Ortiz nos fala também do dia em que procurou Bastide para que este lhe indicasse um orientador para sua tese acadêmica sobre umbanda:
“Compenetrado, apresentei-lhe o projeto e expliquei minhas intenções, disse-lhe que estava a par de sua decisão de não mais aceitar novos alunos e polidamente perguntei-lhe se porventura conhecia alguém que tivesse interesse no assunto. ‘Mais bien sûr’ foi a resposta e, após uma longa pausa, alimentando a minha ansiedade à espera que eu lhe indagasse pelo nome da pessoa, sorriu e disse: ‘c’est moi’.”

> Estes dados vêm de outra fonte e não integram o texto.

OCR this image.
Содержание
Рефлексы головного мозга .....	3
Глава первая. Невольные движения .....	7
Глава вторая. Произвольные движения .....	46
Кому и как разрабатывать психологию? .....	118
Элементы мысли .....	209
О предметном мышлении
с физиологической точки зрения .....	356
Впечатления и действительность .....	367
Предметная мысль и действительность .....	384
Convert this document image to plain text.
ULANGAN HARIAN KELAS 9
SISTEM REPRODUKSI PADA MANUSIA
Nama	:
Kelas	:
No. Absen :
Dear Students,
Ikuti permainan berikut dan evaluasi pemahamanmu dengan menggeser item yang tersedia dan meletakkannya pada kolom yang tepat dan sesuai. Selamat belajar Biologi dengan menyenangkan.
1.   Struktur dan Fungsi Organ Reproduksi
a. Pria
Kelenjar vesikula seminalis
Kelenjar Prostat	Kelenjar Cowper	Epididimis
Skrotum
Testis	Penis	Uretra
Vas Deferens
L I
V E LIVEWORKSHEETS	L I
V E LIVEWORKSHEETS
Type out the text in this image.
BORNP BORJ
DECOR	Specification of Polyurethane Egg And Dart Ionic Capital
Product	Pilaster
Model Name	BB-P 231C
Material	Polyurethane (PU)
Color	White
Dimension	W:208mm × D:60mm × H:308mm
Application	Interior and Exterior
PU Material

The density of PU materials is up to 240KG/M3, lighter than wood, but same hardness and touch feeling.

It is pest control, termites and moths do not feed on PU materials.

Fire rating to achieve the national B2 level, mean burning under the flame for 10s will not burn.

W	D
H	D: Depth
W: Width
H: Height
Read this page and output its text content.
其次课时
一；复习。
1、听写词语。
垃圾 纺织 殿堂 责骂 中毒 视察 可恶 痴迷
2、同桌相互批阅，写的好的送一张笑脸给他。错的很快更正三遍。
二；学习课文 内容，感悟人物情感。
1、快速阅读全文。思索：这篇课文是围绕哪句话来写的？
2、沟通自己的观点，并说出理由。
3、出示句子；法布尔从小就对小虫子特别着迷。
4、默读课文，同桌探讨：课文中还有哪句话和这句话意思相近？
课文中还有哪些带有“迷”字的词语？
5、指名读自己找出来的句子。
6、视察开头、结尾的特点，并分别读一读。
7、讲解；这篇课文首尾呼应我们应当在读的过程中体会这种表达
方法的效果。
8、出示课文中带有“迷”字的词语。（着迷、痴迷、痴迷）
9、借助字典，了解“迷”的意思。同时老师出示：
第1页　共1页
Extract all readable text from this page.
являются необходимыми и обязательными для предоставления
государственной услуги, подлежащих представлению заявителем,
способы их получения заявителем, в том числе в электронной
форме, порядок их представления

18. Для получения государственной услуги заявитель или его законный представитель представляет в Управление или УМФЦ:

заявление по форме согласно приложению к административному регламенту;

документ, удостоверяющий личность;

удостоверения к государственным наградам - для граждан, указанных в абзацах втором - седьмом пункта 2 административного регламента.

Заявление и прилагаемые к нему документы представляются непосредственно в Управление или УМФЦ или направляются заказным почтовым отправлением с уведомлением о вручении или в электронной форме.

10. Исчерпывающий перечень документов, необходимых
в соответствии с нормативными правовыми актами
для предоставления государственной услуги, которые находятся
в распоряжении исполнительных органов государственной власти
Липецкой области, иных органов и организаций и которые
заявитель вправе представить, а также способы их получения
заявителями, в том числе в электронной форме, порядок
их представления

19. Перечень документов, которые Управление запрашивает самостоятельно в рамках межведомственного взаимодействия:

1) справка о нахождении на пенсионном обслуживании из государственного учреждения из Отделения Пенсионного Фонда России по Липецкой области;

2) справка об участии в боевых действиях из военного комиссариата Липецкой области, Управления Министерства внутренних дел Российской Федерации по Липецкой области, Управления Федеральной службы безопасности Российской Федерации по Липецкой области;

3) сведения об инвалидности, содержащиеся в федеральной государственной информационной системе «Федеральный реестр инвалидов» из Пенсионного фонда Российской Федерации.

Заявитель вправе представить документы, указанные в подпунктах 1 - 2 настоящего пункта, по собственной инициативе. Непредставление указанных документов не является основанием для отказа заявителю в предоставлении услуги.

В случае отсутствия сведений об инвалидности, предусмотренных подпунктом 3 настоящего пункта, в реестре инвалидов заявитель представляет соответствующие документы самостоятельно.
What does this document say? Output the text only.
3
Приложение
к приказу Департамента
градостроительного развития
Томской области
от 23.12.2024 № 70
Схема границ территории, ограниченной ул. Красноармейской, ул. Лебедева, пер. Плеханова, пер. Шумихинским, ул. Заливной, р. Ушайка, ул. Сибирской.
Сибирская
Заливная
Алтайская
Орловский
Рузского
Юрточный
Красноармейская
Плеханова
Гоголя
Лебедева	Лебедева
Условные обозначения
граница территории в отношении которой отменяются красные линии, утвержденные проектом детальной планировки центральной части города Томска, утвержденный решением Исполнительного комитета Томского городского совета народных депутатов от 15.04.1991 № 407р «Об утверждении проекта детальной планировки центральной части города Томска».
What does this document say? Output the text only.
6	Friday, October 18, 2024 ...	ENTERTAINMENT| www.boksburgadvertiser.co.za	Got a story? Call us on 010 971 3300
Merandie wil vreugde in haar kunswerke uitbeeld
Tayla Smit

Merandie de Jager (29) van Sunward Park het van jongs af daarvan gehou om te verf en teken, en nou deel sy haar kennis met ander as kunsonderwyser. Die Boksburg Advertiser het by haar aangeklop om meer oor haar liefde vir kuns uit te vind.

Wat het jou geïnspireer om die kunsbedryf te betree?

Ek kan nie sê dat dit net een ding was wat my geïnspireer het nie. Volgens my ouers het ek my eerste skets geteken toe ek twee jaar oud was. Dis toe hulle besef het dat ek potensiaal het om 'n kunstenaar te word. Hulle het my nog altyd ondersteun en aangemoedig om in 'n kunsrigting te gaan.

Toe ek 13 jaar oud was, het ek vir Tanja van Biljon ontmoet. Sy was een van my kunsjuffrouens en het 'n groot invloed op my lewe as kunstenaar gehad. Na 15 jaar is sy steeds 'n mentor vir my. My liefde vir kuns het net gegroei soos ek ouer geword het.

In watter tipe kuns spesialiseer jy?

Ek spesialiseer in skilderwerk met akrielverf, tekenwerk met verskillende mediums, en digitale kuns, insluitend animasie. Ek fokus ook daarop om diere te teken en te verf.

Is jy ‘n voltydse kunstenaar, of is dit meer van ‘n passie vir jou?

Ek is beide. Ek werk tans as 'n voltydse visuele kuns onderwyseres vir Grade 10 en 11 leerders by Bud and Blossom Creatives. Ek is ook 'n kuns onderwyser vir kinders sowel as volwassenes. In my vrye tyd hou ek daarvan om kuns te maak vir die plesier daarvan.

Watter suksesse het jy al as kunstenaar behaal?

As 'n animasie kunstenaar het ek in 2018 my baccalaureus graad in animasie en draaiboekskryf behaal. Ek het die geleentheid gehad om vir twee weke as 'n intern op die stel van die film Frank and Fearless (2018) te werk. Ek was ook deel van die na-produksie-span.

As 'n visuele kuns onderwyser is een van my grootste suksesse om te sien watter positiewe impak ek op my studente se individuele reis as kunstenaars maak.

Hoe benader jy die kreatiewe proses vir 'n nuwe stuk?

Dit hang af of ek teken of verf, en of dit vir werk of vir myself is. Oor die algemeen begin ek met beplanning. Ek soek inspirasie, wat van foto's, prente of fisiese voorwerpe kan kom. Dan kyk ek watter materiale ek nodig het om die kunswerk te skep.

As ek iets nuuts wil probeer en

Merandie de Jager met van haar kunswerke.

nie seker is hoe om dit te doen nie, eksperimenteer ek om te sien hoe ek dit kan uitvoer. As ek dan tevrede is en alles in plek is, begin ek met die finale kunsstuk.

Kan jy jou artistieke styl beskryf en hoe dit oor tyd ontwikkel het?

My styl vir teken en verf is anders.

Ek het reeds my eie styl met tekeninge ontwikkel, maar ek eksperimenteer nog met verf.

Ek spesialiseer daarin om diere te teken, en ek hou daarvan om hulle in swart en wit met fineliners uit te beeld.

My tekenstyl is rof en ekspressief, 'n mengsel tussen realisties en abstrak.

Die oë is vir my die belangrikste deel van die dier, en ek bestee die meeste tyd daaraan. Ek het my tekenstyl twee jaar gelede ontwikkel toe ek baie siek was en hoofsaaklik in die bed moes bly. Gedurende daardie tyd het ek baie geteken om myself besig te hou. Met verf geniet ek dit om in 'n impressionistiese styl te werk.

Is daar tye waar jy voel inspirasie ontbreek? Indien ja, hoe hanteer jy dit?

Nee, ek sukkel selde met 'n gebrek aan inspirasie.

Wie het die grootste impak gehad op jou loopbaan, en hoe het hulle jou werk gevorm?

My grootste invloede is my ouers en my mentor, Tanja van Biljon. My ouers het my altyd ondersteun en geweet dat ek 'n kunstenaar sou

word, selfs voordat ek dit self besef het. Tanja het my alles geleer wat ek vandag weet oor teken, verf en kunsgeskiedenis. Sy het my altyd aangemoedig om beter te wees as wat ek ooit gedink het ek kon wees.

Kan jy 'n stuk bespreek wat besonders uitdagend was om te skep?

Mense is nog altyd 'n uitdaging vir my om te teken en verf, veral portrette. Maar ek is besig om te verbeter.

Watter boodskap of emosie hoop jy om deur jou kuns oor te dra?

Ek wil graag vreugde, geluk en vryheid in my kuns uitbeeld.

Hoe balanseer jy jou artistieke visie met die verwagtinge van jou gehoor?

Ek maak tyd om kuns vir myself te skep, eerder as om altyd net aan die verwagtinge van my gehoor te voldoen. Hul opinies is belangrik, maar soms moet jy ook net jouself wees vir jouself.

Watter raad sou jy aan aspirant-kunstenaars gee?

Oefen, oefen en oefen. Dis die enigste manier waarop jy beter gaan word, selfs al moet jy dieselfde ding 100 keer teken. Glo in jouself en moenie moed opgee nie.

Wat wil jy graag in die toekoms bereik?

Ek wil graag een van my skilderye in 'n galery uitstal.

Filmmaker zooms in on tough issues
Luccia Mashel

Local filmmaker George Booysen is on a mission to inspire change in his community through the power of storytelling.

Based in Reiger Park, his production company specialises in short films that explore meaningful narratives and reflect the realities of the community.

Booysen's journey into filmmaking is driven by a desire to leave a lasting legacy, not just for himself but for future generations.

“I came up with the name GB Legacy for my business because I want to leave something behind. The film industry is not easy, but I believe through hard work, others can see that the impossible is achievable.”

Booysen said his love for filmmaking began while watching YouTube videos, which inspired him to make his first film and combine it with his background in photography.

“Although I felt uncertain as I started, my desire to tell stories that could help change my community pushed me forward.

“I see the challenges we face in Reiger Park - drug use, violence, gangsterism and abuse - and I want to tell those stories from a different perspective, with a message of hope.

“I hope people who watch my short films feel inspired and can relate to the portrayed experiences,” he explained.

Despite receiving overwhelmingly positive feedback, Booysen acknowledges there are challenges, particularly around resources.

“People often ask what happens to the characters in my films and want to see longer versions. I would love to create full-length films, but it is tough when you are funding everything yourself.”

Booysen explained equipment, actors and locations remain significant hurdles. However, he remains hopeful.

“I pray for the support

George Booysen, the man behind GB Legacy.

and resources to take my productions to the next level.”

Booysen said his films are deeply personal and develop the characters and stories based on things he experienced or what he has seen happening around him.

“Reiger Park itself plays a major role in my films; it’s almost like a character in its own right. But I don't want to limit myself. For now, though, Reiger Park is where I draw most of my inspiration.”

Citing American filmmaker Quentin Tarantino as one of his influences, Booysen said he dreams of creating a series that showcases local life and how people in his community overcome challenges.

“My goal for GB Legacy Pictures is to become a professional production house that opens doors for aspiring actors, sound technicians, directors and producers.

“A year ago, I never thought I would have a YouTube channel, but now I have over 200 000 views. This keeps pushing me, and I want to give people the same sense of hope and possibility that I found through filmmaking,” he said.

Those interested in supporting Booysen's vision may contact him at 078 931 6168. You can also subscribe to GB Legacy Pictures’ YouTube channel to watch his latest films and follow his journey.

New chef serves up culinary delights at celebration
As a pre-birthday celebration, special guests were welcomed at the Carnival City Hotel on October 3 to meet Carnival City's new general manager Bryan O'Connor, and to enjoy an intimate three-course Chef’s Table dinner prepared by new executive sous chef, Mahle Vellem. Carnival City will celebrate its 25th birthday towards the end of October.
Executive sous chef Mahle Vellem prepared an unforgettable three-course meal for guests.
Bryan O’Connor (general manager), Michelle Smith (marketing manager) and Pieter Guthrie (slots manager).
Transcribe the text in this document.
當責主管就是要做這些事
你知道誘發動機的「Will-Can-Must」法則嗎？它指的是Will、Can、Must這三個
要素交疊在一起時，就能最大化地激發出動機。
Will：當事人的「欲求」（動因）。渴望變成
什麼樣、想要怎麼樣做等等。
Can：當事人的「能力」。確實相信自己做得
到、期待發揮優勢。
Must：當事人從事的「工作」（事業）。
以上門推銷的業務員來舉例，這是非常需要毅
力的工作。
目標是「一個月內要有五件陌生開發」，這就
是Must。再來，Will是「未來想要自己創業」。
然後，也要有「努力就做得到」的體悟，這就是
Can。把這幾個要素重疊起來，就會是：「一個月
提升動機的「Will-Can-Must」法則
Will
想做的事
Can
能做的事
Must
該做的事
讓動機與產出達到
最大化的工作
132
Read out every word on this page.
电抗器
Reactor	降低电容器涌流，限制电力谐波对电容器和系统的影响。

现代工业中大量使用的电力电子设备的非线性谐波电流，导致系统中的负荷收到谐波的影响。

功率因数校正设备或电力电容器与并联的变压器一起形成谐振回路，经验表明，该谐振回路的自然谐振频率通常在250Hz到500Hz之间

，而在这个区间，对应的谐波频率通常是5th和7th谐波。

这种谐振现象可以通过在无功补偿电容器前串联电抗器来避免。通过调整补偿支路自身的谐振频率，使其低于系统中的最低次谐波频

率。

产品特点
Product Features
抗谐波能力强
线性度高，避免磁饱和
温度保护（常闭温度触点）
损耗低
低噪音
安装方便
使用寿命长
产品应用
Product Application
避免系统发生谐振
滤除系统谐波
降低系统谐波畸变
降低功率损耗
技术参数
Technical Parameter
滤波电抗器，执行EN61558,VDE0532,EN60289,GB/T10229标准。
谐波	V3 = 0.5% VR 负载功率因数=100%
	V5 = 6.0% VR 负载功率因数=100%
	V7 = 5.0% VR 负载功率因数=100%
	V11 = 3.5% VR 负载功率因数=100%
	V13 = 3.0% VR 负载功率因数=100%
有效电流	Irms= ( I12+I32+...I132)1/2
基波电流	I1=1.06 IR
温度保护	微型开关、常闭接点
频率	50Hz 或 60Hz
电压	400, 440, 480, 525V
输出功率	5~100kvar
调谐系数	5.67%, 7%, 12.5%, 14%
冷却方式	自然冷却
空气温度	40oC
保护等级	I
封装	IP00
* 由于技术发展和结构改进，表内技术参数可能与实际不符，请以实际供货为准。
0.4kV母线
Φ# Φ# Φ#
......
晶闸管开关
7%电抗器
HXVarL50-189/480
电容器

É com uma reverência quase religiosa que Ortiz se refere ao seu velho professor ao reproduzir, entre aspas, um trecho de uma conferência – Modernité e Contre-modernité – cuja temática era ainda umbanda e candomblé, em que ele nos diz que o mestre retoma o mito de Prometeu. Suponho que essa versão em Português deva ter o dedo do Ortiz. Eis o texto de Bastide: “Para nós ocidentais, a civilização não é, como na África, um presente trazido aos homens pelos deuses. Ela é fruto da revolta do homem. Quer dizer, enquanto na África a ordem social é um prolongamento da ordem cosmológica, com o Ocidente, como dizem os antropólogos, a cultura já não mais deriva da natureza, não mais a prolonga, mas se superpõe a ela, a contrasta. No entanto, não devemos esquecer que os gregos conservaram a noção de ‘ubris’, de desmesura, na sua filosofia. Eles inventaram Prometeu, mas também o abutre enviado por Zeus, que vem puni-lo por seu sacrilégio, devorando-lhe o fígado durante décadas e séculos. A ‘ubris’ é a desmesura, e os deuses não querem que os homens ultrapassem um certo limite. Eles aceitam o progresso, mas, quando este torna-se grande demais, enviam castigos àqueles que fazem a humanidade progredir”.
O capítulo seguinte, UM RITUAL DE PASSAGEM, é particularmente sedutor porque habilidosamente Ortiz nos enreda na sua trama memorial suscitando em nós outra linha de perspectivas. Pertence a esse capítulo esta passagem de plena atualidade:
Temos entre nós o hábito de preguiçosamente esquecer as coisas indigestas, dizem ser isso um traço de nossa idiossincrasia. Com o passado militar não foi diferente. Após a redemocratização do país, as lembranças dolorosas de nossa memória coletiva começam a fenecer: a violência da repressão policial, os crimes de tortura, os assassinatos. Convenientemente, já não mais recordamos que a grande imprensa, hoje tão eloquente em relação à democracia, foi um elemento ativo na legitimação do golpe militar”. A seguir, Ortiz nos conta de sua experiência fracassada em João Pessoa, e aproveita para introduzir o suspense na narrativa.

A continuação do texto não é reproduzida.